My friend's headache improved, but hadn't completely gone away when we moved into a time of prayer. So I announced her headache to the group. (Beware of being my friend.)
She sat in the chair in the center of the room, and I took a front row seat from which I watched God love on her through the people around her.
In the midst of the outpouring, I had a vision of Jesus walking her through a garden, pointing out the flowers, showing her how beautiful they were. With the vision, he gave me a song to sing for her.
My pulse raced and heart pounded. I may be a singer, but this kind of thing always makes me nervous. So I asked everyone to join me as I sang, "In the Garden."
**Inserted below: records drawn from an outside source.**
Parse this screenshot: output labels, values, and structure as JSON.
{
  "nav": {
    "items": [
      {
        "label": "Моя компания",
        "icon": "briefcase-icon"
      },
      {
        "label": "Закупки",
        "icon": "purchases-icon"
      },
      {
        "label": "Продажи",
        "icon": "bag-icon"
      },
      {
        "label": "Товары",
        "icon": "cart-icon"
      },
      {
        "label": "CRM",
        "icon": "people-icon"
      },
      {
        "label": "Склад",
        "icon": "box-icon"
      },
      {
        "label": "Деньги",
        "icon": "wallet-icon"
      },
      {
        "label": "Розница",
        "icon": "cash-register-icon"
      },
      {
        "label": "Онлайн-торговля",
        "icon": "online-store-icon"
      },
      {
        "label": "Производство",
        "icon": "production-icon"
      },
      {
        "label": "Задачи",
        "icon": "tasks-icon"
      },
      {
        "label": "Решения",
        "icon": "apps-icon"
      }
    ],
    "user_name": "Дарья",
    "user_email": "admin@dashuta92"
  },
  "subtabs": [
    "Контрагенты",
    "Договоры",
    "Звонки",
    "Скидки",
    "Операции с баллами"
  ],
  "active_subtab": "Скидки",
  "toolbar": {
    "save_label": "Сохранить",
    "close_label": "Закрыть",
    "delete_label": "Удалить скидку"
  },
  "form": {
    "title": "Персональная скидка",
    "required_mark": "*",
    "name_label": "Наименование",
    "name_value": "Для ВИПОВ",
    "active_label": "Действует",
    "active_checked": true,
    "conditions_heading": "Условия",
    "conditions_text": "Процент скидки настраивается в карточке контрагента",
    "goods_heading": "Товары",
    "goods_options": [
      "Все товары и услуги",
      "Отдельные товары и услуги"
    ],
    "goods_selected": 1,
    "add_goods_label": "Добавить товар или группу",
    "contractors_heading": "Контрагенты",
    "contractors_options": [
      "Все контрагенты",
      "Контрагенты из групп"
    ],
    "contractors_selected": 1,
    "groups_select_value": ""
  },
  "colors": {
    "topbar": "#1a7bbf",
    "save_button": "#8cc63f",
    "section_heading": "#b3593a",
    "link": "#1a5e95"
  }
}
The following day, my friend thanked me for the song. She said, "When they sang it the first time, I wasn't sure it was for me. I thought they meant two other ladies. But when you sang it, God showed me it
was for me."
I blinked. Wait, whaaaa????
I had no idea the worship leaders had already sung that song. At first, I argued with her. "They sang 'Just a Closer Walk with Thee,' not 'In the Garden.'"
A third friend and the worship leader who'd led the song confirmed it. With droll grins.
Nope. "In the Garden."
Awkward. All I could do was laugh. I can be such a dingbat.
I'd committed the musical equivalent of a missed kick. (A difficult thing for a musician.) But that "missed kick" made my friend feel more loved than she would've felt otherwise.
There are a lot of ways to live surrendered to the ministry.
The key is to live more surrendered to God than to self. To be more afraid of someone missing out on God's love than of looking like an idiot.
Some of us
are star players who get paid to score goals and get kicked in the shins. Most of us...aren't. I'm not. But that doesn't mean I should leave all the work to the pros. We're a body. A team. There's a place for us all.
Which means there's a place for flower-pickers, too. Pick flowers to the glory of God! There's a time and a place for that ministry. I should know. Just be ready for the ball when God sends it your way.
Engage. Take risks. You may miss a few kicks, but God is an ever-proud papa. He cheers every effort in His name. You may be a dingbat, but His laughter is
kind. And you can trust Him to turn even your failures for good.